Esoteric Buddhism in the Matrix of Early Medieval India: An Overview
Esoteric Buddhism emerged between the fall of the Gupta-Vākāṭaka hegemony (ca 550 CE) up to the rise of the three great powers (Pāla, Rāṣṭṛakūṭa, Pratīhāra) in the mid eighth century, becoming Indian Buddhism’s richest ritual expression. Scholars of Śaivism have somewhat prematurely dubbed the entire early medieval period (ca 550-1200 CE) the ‘Śaiva Age,’ but that designation is predominantly true with respect to royal affiliation, less so for the culture at large as may be seen in the donative inscriptions and popular literature, which do not reflect Śaiva cultural dominance in the manner portrayed. Similarly, the depiction of later Buddhism as ‘brahmanized’ has inaccurately represented the selective uptake and modification of brahmanical rituals or the sociology of Buddhist engagement. Rather, this was the age of internecine warfare at the local and regional levels, with a dramatic erosion of social controls. The belligerence of the period precipitated the decline of national trading cooperatives, the rise of regional networks, and the emergence of marginalized groups and ritual systems. Within this era, Buddhist authors and institutions operated with bewilderingly complex resources—intellectual, ritual, artistic, social, linguistic, etc.—that revealed a spectrum of engagements, from accommodation to resistance and everything in between.
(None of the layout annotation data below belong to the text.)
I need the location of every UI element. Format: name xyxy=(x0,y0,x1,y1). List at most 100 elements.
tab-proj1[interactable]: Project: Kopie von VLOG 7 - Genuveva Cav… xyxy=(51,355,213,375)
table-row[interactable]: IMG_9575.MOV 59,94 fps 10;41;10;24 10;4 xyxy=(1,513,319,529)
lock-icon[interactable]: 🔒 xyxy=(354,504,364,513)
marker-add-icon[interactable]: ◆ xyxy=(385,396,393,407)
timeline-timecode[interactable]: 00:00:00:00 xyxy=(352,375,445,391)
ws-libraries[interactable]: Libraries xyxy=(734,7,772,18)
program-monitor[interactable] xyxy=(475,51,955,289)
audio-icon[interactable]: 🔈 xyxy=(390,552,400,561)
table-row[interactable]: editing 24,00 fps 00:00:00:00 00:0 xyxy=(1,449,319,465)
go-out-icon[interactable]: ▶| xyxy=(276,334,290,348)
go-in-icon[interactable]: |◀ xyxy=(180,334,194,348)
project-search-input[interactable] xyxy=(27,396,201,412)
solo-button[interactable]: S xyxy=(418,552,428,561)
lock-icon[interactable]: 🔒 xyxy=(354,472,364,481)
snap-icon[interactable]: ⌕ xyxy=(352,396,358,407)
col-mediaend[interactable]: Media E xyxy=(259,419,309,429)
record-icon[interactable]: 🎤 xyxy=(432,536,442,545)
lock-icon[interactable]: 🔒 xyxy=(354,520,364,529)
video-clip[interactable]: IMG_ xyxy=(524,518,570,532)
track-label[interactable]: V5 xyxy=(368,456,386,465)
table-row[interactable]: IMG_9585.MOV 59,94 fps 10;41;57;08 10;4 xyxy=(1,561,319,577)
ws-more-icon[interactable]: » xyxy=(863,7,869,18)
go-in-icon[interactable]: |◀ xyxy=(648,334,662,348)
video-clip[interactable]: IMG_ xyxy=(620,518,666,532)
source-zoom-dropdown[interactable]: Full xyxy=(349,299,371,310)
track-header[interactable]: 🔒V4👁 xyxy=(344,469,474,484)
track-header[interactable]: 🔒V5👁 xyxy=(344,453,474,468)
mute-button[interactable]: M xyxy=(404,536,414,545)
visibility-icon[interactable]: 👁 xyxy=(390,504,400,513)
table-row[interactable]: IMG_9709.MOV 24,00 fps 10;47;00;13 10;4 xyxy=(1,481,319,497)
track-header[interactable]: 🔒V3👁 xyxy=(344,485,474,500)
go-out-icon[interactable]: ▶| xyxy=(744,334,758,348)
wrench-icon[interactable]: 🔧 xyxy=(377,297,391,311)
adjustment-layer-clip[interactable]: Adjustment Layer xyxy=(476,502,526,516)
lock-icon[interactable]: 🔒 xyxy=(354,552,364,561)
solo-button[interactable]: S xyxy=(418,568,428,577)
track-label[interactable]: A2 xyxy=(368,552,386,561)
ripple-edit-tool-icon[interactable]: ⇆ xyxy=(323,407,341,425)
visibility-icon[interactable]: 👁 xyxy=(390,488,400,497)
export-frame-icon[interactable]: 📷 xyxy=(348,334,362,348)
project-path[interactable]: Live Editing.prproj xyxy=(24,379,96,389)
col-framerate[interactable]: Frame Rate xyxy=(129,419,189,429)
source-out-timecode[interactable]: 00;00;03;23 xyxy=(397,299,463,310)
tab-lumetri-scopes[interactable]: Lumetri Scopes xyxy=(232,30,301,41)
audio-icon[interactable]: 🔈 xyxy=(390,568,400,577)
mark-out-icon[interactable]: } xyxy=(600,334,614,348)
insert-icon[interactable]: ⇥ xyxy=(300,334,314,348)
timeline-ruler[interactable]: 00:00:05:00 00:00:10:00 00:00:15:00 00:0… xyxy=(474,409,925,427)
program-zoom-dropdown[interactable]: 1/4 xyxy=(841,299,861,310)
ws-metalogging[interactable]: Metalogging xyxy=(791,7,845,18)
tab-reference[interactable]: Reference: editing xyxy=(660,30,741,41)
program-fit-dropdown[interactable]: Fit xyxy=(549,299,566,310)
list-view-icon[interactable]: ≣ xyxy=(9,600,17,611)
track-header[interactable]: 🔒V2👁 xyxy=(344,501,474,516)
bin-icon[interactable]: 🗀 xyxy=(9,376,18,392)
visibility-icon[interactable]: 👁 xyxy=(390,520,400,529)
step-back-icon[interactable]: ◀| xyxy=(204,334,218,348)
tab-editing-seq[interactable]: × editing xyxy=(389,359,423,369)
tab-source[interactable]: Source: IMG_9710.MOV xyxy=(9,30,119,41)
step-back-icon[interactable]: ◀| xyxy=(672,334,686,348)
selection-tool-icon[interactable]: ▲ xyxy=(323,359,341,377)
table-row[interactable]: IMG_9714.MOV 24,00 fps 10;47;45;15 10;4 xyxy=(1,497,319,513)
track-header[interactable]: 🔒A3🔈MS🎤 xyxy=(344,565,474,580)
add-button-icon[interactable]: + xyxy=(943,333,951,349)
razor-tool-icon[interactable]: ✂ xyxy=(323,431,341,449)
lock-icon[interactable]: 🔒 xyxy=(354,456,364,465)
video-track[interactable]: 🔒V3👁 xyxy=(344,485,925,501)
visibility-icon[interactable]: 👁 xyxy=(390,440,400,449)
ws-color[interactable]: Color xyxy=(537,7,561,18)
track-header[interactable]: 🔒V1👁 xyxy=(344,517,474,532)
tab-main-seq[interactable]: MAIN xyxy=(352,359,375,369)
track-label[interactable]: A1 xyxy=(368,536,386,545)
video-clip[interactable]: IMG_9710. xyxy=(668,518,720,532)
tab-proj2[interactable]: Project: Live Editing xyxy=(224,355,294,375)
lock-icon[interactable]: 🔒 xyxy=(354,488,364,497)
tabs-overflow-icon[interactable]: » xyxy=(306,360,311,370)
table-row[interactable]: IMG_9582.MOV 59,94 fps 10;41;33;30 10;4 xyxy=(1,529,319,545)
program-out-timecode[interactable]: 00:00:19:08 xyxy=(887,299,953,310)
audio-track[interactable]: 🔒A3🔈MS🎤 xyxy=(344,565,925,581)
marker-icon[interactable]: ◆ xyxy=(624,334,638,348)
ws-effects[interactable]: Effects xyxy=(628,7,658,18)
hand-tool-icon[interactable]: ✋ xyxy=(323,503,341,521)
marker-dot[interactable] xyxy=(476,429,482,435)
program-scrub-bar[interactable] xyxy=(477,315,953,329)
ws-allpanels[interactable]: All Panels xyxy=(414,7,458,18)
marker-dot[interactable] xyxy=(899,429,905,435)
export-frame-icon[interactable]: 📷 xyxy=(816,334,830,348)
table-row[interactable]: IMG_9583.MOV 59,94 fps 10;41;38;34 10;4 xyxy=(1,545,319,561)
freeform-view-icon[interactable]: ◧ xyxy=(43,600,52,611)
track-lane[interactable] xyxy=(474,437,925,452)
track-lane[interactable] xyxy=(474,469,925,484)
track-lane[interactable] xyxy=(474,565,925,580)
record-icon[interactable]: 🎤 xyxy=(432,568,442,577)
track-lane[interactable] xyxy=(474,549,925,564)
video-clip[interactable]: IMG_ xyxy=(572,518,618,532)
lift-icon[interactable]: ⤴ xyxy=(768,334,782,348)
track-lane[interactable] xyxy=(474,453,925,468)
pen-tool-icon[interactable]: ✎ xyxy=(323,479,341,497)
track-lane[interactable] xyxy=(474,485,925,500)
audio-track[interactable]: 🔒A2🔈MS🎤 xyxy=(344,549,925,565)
Esoteric Buddhist myths and rituals reflect to some extent these developments, so that the bodhisattva as sārthavāha (caravan master) becomes replaced by the bodhisattva as vidyādhara (sorcerer), signaling the change in models of agency from the mercantile to the magical. The earliest corpora of literature—that of the Amoghapāśa on one hand and the Uṣṇīṣa texts on the other—were constructed on the earlier dhāraṇī texts of the fifth and sixth centuries, as seen in the Chinese translations from the Liáng Dynasty to the Táng. Yet both the Uṣṇīṣa and Amoghapāśa materials reveal further ritual directions that will be more robustly expressed in the eighth and ninth centuries, with the development of the Vajroṣṇīṣa canon and the Yoganiruttara and Yoginī tantras. These included aspects of Śaivism and Vaiṣṇavism, to be sure, but also rituals from local spirit cults, lineages of magicians, gṛhya rituals from domestic brahmanical priests, material from the solar cult, to name but the most significant sources.
For esoteric Buddhism, the most important early region was that of the Vārāṇasī-Pātaliputra-Gāyā triangle, with its multiplicity of Buddhist sites and intermittent institutional support. Other centers, however, quickly arose—each with its own rituals and lore—and by the end of the eighth century most of North India had developed independent centers of esoteric practice, spreading thence to Śrī Laṅka and Śrīvijaya, as well as to Tibet, Nepal and East Asia. The speed and urgency of esoteric missionary activity in South and Southeast Asia are markers of a new dynamic.